The revenue from its COVID-19 vaccine over the next three years could build a stable cash reserve for the company, boosting research and development for other products in its pipeline. Moderna currently has 21 clinical candidates under development. Its clinical trials of vaccines for cytomegalovirus, the Zika virus, and various types of cancer have drawn attention from investors. But if its coronavirus vaccine proves ineffective, shows any severe side effects, or fails to receive full approval, its stock could come crashing down.
The mRNA technology that it was used to create mRNA-1273 is also the basis of many of Moderna's other potential treatments currently in development. Pfizer and BioNTech's mRNA-based COVID-19 vaccine candidate, BNT162b2, uses the same technology. As both the Pfizer-BioNTech and Moderna vaccines make their way through the market, they could invite a lot of attention to and trust in Moderna's drug development approach with mRNA.
It doesn't end there
To determine the success of the candidate vaccines, they need to be tested globally; that's where logistics comes into the picture. In terms of distribution, Moderna has the upper hand, as its vaccine candidate, mRNA-1273, can be stored at normal refrigeration temperatures for a month. Pfizer's candidate needs to be kept at minus 94 degrees Fahrenheit to remain stable for longer than five days.

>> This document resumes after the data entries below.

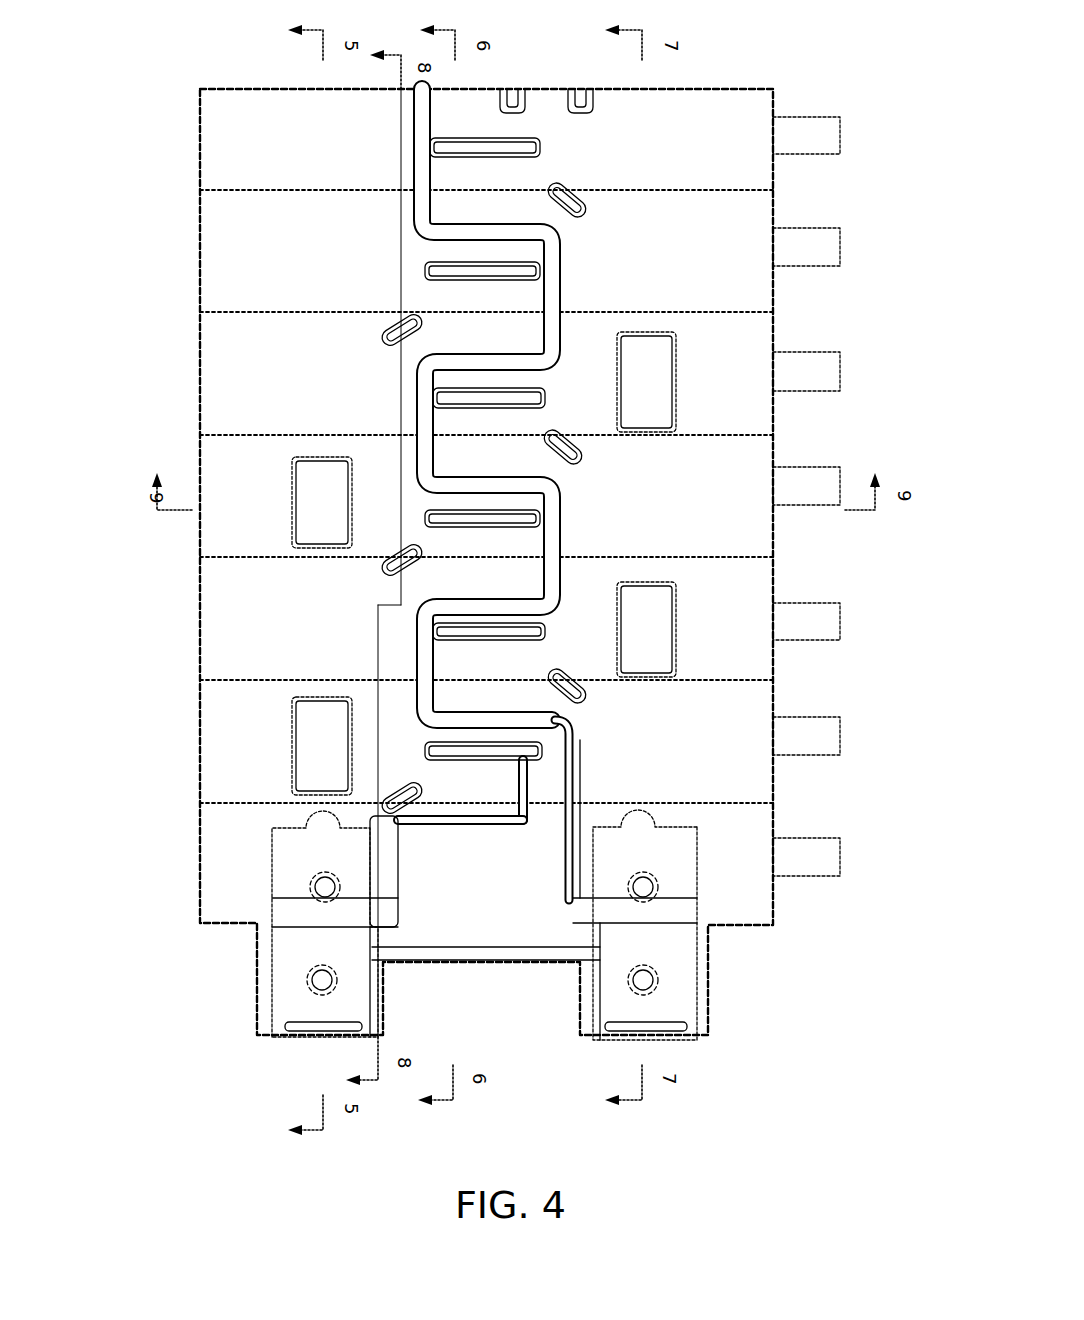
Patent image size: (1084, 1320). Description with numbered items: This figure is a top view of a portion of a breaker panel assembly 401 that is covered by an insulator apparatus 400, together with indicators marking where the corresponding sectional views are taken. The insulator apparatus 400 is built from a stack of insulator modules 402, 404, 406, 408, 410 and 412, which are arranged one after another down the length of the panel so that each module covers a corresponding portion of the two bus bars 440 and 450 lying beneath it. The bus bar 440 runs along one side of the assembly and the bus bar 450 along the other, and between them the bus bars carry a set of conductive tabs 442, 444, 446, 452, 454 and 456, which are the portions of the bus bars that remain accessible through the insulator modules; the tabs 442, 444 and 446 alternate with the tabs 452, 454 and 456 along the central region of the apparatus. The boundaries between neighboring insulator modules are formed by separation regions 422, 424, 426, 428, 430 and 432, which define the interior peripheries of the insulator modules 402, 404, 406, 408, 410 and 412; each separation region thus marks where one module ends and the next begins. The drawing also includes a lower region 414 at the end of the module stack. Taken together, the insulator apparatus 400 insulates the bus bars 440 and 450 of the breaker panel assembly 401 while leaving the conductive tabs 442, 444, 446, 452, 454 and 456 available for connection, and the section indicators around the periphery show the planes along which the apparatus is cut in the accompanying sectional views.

The insulator apparatus 400 is at (498, 521).
The breaker panel assembly 401 is at (409, 482).
The insulator module 402 is at (770, 209).
The insulator module 404 is at (770, 333).
The insulator module 406 is at (728, 418).
The insulator module 408 is at (771, 577).
The insulator module 410 is at (728, 668).
The insulator module 412 is at (771, 816).
The seventh cell section 414 is at (513, 925).
The separation region 422 is at (540, 176).
The separation region 424 is at (540, 299).
The separation region 426 is at (533, 421).
The separation region 428 is at (533, 543).
The separation region 430 is at (533, 666).
The separation region 432 is at (533, 789).
The bus bar 440 is at (774, 101).
The conductive tab 442 is at (555, 137).
The conductive tab 444 is at (524, 390).
The conductive tab 446 is at (527, 648).
The bus bar 450 is at (235, 436).
The conductive tab 452 is at (430, 262).
The conductive tab 454 is at (449, 511).
The conductive tab 456 is at (450, 744).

To leap over that temperature hurdle, both companies have designed temperature-controlled shippers. These containers will maintain temperature for 10 days unopened, allowing greater ease of global transportation.
A new danger looming over potential vaccines is the discovery of a more infectious strain of SARS-CoV-2 in the U.K. According to Reuters, scientists believe this new variant is 40% to 70% more transmissible; how effective the Pfizer-BioNTech, Moderna, or any other COVID-19 vaccine will be against it is yet to be determined. Coronavirus investors need to keep a close eye on new strains and mutations, which could make current vaccines less effective, or even ineffective.
Keeping in mind the pros and cons of these coronavirus biotech stocks, Moderna emerges as a good choice for aggressive investors who still want to fill their pockets with some short-term gains. Moderna's stock has surged 542% so far this year, while Pfizer's stock is up 0.9%. The S&P 500 has gained 16% over the same period.
But looking at the broader picture, Pfizer -- with its sustainable diversified business and growth strategies -- looks like a still-lucrative yet less risky investment opportunity for the longer term.